REVELATION, this crude, irresponsible upstart,
would only stain the noble and responsible objectives of his beloved ISSUES, and worse, it ran the risk that
both would be grouped together as “those student papers”. He
suspected Vince had something to do with it and he repeatedly asked me if I
knew who was putting it out.
Taking that
fearless, unrelenting stand on behalf of all that was right, I lied, and denied
knowing anything about it.
It came to a
head one afternoon as I was helping to finalize the latest edition of ISSUES.
As usual, Dennis was ranting about REVELATION
and its lack of professionalism, responsibility, accountability. The list went on. At the very last minute before it was
attached to the mimeograph machine, Dennis added to his front page this brief
note in a box: “We prefer REVELATION by
John”. We finished the edition which was
set to be sold the next morning at “The Wall”.
That morning
both ISSUES and REVELATION hit the street, and on the front page of REVELATION was this note: “To our comrades on ISSUES...John says thank
you.”
Dennis lost
his mind.
Of course, the
next REVELATION edition had also been
almost finished and after Dennis made his “John” comment I couldn’t help but
respond and we rushed it out for the same day.
Dennis
narrowed his suspects to the small group who had been with him when he wrote
his ISSUES comment.

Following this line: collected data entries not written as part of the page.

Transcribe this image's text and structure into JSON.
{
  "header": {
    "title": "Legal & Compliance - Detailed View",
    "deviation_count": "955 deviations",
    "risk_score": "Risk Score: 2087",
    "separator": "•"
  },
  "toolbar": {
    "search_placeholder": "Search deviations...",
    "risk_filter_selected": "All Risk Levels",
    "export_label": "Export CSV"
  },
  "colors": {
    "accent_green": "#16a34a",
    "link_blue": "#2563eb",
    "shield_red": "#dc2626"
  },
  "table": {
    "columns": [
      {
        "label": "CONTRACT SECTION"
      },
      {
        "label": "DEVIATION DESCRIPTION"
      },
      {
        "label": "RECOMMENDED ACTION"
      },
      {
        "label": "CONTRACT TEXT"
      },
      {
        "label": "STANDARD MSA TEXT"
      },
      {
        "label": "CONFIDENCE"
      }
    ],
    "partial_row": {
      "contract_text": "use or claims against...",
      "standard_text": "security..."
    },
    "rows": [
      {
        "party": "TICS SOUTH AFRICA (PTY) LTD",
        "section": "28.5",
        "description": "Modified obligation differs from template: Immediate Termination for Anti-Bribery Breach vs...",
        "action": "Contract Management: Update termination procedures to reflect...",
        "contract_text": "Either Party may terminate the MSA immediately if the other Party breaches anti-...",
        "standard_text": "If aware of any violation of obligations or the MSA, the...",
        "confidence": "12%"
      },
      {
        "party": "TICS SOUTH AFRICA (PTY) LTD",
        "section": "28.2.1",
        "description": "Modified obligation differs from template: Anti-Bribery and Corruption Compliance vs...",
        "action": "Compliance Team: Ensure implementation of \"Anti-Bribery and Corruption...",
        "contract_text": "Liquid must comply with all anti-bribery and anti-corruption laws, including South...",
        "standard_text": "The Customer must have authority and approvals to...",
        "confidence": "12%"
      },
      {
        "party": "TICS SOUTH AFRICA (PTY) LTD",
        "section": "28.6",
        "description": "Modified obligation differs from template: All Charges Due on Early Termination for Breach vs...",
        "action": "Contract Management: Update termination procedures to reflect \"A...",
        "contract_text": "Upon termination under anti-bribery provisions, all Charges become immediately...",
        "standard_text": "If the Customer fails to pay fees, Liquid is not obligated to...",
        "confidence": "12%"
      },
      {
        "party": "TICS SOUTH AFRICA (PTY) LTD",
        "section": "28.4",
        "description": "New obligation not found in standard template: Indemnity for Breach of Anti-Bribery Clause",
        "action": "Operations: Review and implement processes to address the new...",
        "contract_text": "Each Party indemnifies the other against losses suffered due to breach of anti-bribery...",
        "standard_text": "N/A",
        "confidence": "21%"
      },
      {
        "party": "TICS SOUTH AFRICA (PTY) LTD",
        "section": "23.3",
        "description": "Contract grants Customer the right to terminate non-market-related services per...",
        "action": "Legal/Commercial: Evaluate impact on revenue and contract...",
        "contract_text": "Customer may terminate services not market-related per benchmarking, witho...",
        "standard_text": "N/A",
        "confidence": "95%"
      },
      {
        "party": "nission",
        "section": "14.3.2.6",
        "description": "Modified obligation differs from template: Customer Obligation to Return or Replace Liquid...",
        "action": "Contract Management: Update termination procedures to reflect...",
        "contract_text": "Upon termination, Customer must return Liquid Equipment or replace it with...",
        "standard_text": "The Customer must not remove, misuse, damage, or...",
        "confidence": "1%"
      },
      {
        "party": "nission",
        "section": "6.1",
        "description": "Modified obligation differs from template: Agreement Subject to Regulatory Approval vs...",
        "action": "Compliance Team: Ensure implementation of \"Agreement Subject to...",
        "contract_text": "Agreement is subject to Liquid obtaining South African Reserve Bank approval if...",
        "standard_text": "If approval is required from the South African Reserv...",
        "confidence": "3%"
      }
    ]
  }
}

I finally confessed, and to his credit we
continued to be friends.
We published
a couple of more editions, then school and, more importantly, girls, lured us away
from our unbridled commitment to social responsibility and back to the reality
that we were only sixteen years old. In
the end, REVELATION went out with the
proverbial whimper, but, looking back, the fun we had was bang enough.